Dr William Bull (W.A.)
William is an Assistant Professor in the Private law department. His current research is in the field of sports law. In this area, he has focused particularly on sports agents and especially the regulation of access to and conduct of the profession of football intermediary. In addition, he has conducted research into the application of anti-money laundering legislation to the professional football sector in the context of the UEFA Research Grant Programme. He is also a member of the International Advisory Board of the Rivista di Diritto ed Economia dello Sport. William has tutored on sports law courses and presented at conferences and workshops in his field of research. He is also the current coordinator of the European Private Law elective course, as well as a member of the Library Committee.
Expertises
Sports law
EU Optional Instruments
European Private Law, particularly Contract Law
Intellectual Property Law
English Law
Legal Theory and Legal Reasoning
Career history
William has dual British and Italian nationality. He read English and Italian law at University College London and graduated with Honours in 2004. Subsequently after a period teaching Business English (including Legal English) he obtained his Master’s degree in European law from Maastricht University. During his Master studies William also worked as a student assistant at the METRO Institute for Transnational Legal Research, assisting the Editor of the Maastricht Journal of European and Comparative law and the coordinator of the Tort law Ius Commune Europaeum casebook.

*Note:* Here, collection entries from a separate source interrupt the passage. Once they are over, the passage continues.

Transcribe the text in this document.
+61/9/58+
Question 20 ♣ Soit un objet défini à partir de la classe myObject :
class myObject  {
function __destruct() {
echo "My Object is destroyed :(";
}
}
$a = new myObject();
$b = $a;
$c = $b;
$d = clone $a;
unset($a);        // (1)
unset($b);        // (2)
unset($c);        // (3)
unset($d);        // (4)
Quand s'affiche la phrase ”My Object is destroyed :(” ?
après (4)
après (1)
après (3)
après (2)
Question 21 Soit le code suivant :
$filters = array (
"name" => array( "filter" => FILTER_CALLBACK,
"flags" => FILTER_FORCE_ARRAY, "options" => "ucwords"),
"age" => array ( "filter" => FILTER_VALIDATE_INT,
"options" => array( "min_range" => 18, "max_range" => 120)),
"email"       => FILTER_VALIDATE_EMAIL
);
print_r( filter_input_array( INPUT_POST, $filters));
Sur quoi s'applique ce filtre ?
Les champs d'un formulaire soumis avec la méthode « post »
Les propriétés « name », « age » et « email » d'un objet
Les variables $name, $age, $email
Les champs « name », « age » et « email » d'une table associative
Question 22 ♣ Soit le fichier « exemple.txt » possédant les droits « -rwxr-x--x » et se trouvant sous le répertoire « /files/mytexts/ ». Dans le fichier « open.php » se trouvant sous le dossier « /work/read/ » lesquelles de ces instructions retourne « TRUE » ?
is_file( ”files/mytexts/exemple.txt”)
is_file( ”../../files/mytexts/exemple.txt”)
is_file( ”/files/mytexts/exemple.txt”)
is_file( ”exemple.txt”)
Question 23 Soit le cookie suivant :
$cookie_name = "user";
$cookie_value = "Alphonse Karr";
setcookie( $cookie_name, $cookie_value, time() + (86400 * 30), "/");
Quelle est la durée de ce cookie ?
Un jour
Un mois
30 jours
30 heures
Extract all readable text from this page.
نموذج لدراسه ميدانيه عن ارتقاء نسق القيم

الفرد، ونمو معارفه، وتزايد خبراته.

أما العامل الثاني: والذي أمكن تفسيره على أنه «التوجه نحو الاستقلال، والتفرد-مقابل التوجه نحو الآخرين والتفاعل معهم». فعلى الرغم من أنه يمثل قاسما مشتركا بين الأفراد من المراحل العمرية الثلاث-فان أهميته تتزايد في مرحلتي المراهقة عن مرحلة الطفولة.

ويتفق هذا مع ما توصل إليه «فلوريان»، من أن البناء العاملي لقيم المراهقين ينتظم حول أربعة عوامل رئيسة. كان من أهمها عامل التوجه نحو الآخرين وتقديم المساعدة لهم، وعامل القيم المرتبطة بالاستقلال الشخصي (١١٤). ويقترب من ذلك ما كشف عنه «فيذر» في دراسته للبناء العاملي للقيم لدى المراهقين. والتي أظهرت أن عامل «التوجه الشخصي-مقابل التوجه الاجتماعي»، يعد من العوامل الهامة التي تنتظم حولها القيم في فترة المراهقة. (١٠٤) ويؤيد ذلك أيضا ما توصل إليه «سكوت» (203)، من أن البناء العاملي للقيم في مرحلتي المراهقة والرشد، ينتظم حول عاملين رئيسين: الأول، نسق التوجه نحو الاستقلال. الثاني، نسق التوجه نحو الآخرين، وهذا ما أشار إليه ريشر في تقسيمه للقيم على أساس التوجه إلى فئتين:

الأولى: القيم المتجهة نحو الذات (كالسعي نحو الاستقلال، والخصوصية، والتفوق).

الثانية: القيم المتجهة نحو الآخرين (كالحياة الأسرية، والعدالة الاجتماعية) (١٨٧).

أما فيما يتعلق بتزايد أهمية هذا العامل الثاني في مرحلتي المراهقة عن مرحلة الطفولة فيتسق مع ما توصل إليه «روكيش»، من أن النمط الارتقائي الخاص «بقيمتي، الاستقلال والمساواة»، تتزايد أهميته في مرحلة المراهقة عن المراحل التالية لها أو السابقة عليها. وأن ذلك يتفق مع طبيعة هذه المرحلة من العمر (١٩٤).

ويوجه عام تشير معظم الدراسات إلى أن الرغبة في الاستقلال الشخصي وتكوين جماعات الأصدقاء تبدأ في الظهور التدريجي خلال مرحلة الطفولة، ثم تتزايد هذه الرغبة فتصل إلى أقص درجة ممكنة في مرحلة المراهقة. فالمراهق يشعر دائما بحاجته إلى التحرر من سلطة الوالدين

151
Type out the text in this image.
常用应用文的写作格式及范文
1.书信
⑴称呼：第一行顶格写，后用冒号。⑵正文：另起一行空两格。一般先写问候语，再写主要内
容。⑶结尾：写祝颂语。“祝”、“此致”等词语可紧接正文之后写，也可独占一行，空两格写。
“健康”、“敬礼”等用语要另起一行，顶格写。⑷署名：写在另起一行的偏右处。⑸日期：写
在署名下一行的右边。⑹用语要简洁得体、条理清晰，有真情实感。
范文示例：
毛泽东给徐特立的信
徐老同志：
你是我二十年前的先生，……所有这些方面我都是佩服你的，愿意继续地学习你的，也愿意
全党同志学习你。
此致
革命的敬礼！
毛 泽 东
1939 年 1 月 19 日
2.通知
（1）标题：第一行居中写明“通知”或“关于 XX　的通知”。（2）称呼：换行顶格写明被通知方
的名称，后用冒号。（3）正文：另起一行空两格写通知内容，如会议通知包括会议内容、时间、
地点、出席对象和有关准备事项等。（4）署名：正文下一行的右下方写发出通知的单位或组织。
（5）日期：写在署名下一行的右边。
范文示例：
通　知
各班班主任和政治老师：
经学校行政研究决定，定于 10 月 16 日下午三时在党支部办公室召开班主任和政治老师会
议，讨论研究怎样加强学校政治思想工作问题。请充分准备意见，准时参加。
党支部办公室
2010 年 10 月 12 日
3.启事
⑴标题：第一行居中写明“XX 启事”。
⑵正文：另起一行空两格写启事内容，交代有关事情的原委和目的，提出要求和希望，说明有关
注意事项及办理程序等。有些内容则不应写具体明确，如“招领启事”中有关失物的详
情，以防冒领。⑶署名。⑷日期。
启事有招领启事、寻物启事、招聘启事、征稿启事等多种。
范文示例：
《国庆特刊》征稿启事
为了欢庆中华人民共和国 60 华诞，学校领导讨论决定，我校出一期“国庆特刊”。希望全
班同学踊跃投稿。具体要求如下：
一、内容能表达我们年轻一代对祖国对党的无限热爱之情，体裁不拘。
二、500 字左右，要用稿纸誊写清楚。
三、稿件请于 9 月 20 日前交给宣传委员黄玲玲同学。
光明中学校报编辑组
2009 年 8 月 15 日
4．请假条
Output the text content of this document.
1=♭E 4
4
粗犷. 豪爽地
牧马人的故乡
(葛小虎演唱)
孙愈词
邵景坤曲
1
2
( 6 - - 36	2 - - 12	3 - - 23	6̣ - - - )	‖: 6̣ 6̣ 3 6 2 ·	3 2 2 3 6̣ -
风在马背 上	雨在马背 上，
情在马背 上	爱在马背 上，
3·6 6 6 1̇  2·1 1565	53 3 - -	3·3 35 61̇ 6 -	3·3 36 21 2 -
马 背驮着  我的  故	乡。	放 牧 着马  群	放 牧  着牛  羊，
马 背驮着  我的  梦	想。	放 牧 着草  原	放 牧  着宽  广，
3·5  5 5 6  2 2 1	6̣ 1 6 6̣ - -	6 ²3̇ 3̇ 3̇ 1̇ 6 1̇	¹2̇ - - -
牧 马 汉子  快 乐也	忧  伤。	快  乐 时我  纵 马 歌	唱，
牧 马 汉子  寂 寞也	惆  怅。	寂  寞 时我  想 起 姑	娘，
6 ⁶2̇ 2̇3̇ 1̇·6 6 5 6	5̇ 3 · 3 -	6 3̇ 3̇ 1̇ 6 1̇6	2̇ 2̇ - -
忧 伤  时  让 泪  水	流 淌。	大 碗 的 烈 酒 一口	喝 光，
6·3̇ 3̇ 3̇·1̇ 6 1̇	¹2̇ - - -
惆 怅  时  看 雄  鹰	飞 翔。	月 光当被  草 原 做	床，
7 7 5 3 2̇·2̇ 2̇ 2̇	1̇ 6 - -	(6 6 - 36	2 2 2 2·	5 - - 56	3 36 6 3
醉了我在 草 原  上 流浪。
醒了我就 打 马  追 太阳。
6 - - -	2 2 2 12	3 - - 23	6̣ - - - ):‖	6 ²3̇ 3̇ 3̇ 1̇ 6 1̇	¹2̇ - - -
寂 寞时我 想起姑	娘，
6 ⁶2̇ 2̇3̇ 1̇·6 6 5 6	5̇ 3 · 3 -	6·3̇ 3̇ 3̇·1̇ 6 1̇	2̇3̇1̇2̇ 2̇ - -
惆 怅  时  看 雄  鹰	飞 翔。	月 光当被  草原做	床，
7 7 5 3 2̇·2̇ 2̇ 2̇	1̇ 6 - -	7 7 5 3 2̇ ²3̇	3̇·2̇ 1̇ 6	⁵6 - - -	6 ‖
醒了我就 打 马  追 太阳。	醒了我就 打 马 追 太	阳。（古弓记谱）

William joined the Maastricht European Private Law Institute (M-EPLI) as a Junior Researcher in June 2011. For three years prior to this he performed a similar role for the European Centre for Judges and Lawyers, the Luxembourg Antenna of the European Institute of Public Administration (EIPA). During this time he developed, managed and delivered workshops and seminars on various aspects of institutional, procedural and substantive EU law for officials of EU Institutions and Member State public administrations, as well as civil servants (including judges) from Candidate and Associate Countries, and acted as Director of EIPA Luxembourg’s Master of European Legal Studies, in the context of which he gave lectures on Legal Concepts, Sources and General Principles of EU law, Free Movement of Goods, Competition law and Intellectual Property law.
His PhD research project examined existing and proposed EU ‘Optional Instruments’ (OIs) in different fields of European law, including contract law, company law and intellectual property law (such as the proposed Common European Sales Law, the European Company and the Community trade mark, respectively). In general terms, the principal aims of his research were two-fold: First, to investigate the benefits and disadvantages of creating optional private law at European level as an alternative to harmonisation; and, second, to consider possible explanations for the apparently varied degree of ‘success’ of EU OIs already in existence, and what this could entail for those OIs that are currently being proposed by the EU legislator. Ultimately, William sought to determine whether and in what ways such ‘optional’ EU law provides a viable and desirable alternative to top-down harmonisation in the quest for greater uniformity in European private law.